Es liegt eine wilde Rücksichtslosigkeit über Tegnér's Briefen von 1825, die nie früher bei ihm gespürt wurde. Man frage ihn z. B. nach seinen Berufsgenossen, den Theologen? Sie sind „Hesekiel's Cherube mit Ochsenköpfen, doch ohne Flügel“. Und die Bischöfe? „Geborene oder gewordene Hinfällige“. Und der Apostel Paulus selbst? „Griechische Sophistik auf jüdische Rohheit geimpft“. Was sagt er über das Königthum? „Die Macht ist ebenso lächerlich wie abscheulich, wenn sie in die Hände der Trivialität, der Hilfslosigkeit, der Dummheit fällt – siehe den Staatskalender über Europa“. Und über die Vorsehung? „Die Vorsehung ist ein Begriff ohne jeglichen Halt. Ich weiss recht wohl, was Lessing und die anderen Deutschen behauptet haben, dass die Weltgeschichte das Staatsrathsprotokoll der Vorsehung sei; das ist ein hübsches Gedicht und ich könnte es wohl auch in Versen ausführen; aber nicht glaub' ich in Ernst daran“.

Mir ist es, als ob ich unter allen diesen verzweifelten Reden über Menschenwerth und Weibertreue, über Könige und Bischöfe, Christenthum und Geschichte einen Unterstrom rieseln hörte von dem ergreifenden Klagegesang der „Melancholie“:

 
Du, Wächter, sprich: Wie spät ist denn die Stunde?
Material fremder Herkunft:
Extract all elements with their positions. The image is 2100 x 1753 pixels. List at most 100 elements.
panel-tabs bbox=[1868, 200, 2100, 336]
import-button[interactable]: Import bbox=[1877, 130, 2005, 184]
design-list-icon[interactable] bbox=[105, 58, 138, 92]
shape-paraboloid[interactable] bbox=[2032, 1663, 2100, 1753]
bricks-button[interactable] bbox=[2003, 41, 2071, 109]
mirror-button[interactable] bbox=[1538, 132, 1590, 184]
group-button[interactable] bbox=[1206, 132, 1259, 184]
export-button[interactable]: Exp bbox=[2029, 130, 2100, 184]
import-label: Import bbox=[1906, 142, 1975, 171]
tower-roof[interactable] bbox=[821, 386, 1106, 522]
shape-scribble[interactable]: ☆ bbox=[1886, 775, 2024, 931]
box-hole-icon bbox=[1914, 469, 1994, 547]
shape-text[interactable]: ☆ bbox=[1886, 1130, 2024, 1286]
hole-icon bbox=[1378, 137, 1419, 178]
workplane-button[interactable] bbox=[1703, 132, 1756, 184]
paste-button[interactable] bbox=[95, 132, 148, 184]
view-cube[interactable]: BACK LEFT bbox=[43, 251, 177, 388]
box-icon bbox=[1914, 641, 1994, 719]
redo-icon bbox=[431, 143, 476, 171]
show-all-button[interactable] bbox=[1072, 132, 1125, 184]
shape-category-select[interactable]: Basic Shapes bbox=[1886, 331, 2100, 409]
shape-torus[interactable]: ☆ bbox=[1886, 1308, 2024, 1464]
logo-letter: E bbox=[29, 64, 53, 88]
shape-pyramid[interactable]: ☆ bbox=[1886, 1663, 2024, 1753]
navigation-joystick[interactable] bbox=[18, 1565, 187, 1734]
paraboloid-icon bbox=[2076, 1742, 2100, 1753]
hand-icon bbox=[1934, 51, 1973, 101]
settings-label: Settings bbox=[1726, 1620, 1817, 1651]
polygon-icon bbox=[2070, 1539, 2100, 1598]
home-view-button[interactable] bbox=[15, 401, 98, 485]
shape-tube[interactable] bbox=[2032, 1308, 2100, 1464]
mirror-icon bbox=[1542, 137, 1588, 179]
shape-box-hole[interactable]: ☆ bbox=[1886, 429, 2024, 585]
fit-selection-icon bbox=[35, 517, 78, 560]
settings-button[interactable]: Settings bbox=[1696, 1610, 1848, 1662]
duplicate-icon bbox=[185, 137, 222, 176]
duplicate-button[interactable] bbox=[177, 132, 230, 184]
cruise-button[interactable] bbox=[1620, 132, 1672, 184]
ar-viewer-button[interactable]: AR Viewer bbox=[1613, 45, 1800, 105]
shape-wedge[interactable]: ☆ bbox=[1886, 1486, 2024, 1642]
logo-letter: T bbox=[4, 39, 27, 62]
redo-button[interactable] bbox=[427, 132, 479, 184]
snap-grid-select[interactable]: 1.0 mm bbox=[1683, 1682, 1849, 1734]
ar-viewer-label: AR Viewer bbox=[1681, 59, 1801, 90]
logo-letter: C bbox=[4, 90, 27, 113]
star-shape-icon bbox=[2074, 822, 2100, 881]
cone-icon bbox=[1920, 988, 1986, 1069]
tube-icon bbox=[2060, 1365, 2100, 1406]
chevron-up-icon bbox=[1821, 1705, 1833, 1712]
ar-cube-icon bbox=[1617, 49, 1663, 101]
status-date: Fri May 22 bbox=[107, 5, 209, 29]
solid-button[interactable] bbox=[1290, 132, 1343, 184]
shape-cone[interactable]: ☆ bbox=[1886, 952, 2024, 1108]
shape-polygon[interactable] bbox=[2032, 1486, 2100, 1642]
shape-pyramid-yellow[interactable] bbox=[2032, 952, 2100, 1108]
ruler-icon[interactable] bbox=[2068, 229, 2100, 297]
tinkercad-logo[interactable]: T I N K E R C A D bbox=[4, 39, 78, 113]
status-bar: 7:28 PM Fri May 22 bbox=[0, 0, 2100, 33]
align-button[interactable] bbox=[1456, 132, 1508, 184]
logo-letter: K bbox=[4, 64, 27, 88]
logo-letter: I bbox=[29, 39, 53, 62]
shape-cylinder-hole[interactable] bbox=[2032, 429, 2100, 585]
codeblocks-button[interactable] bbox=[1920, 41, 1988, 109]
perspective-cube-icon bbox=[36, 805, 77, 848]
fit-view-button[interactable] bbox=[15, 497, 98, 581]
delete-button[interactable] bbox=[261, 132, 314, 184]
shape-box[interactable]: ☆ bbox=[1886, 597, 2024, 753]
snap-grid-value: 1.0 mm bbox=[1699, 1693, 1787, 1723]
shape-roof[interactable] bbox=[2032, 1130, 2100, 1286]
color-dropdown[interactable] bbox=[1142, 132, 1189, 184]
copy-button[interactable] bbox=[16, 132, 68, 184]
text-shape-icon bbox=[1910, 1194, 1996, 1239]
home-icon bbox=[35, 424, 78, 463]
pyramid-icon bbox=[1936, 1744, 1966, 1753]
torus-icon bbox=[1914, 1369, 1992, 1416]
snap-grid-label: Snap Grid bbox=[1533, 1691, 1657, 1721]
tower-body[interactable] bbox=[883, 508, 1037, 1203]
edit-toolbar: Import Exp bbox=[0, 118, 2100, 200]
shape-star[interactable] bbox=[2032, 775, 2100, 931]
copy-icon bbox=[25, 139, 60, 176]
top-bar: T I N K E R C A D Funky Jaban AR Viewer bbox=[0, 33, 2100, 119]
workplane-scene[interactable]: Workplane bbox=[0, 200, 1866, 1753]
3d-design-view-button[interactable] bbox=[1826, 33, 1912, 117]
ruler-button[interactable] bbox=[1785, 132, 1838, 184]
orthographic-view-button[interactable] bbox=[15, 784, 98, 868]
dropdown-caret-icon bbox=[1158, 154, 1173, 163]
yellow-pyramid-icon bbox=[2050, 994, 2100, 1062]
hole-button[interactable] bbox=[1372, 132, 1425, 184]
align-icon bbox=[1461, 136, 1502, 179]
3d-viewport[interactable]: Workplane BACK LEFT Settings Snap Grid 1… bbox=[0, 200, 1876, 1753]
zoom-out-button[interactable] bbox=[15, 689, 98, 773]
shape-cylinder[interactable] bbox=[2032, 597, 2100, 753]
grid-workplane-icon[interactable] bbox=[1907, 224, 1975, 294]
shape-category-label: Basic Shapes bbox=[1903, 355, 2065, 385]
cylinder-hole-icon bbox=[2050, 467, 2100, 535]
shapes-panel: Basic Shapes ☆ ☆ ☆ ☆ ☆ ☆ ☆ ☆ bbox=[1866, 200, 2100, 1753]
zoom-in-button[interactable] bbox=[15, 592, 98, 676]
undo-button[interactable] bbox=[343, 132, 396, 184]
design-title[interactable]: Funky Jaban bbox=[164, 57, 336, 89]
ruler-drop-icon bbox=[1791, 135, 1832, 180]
Wird diese Nacht denn nie zu Ende gehn?
Es weicht und kehrt der Mond mit blut'ger Wunde,
Thränenden Aug's die Sterne niedersehn.
 
 
Wie mit der alten Jugendkraft im Bunde
Schlägt stark mein Puls und spottet meinem Flehn.
Wie unermesslich jedes Pulsschlags Schmerzen!
Weh meinem blutigen, zerrissnen Herzen!
 
41„Holde Rose!“ ein glühendes Liebeslied, dreht sich um die Qual des Schmetterlings, in der Nacht von der Rose entfernt zu sein und nur bei Tage sie liebkosen zu dürfen.